On Wednesday, 16 November 2022 at 23:23:48 UTC, Adam D Ruppe wrote:
> On Wednesday, 16 November 2022 at 23:16:26 UTC, H. S. Teoh wrote:
>> You mean with Phobos and everything included?  I think there may be issues with that...


Yes that would be really fantastic to get those enhancement. As example I see this wasm framework wrote in rust: https://github.com/yewstack/yew

Get a such framework in D wold be helpful
November 23, 2022

On Wednesday, 16 November 2022 at 22:51:31 UTC, bioinfornatics wrote:

>

Dear community,

I look some day ago to the D wasm page:
-> https://wiki.dlang.org/Generating_WebAssembly_with_LDC

And since then I ask myself can we at compile time convert a D code to an extern C code for wasm ?

Thanks for your ideas

Not exactly related, but this effort seemed to have gotten pretty far. But is old now https://code.dlang.org/packages/spasm

November 23, 2022

On Wednesday, 16 November 2022 at 22:51:31 UTC, bioinfornatics wrote:

>

Dear community,

I look some day ago to the D wasm page:
-> https://wiki.dlang.org/Generating_WebAssembly_with_LDC

And since then I ask myself can we at compile time convert a D code to an extern C code for wasm ?

Indeed, if a library/framework would wrap this to let end user write his code in plain D that would be awesome.

So did you think it is possible to do it by using metaprogramming, mixin, mixin template, mixin string … ?

Thanks for your ideas

It should not be too hard to do that using mixin templates. The concept is the same from my @ExportD that I'm using on my engine.

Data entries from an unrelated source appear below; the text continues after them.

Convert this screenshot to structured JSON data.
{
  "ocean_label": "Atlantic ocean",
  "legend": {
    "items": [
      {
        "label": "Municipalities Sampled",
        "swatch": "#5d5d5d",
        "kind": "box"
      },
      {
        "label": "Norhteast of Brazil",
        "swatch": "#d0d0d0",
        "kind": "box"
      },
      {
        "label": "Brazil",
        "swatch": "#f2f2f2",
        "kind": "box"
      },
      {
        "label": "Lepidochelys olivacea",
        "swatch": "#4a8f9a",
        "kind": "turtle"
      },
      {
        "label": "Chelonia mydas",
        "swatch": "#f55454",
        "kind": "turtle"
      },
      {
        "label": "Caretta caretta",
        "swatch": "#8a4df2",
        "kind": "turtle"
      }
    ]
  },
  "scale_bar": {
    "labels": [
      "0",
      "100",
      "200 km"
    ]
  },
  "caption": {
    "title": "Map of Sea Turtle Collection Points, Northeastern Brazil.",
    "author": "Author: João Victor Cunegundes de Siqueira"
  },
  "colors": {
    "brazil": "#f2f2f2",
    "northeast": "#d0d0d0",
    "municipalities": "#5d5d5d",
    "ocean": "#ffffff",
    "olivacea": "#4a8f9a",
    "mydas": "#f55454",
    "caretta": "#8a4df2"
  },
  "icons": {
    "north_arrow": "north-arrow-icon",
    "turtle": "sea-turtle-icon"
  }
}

What @ExportD does is to create a new function based on the function target function [or even classes] which all it does is call that (or even attach a GC.root as needed ), and generates factory functions for classes or create some extern(C) export the function.

I have done the same thing also for Lua and Java, don't seem that hard to do it with WASM. The only difference is that you will need to mixin template yourself (I do it at the end of file), then I iterate through the module members containing your @wasm UDAs, and generate the functions needed.

Remember that you could also use things such as @wasm("myNewFunctionName") and handle such cases.

But for me, working with D without a D runtime is simply not worth. That being said, if we had a working D runtime for WASM I would be adapting my engine to support it too.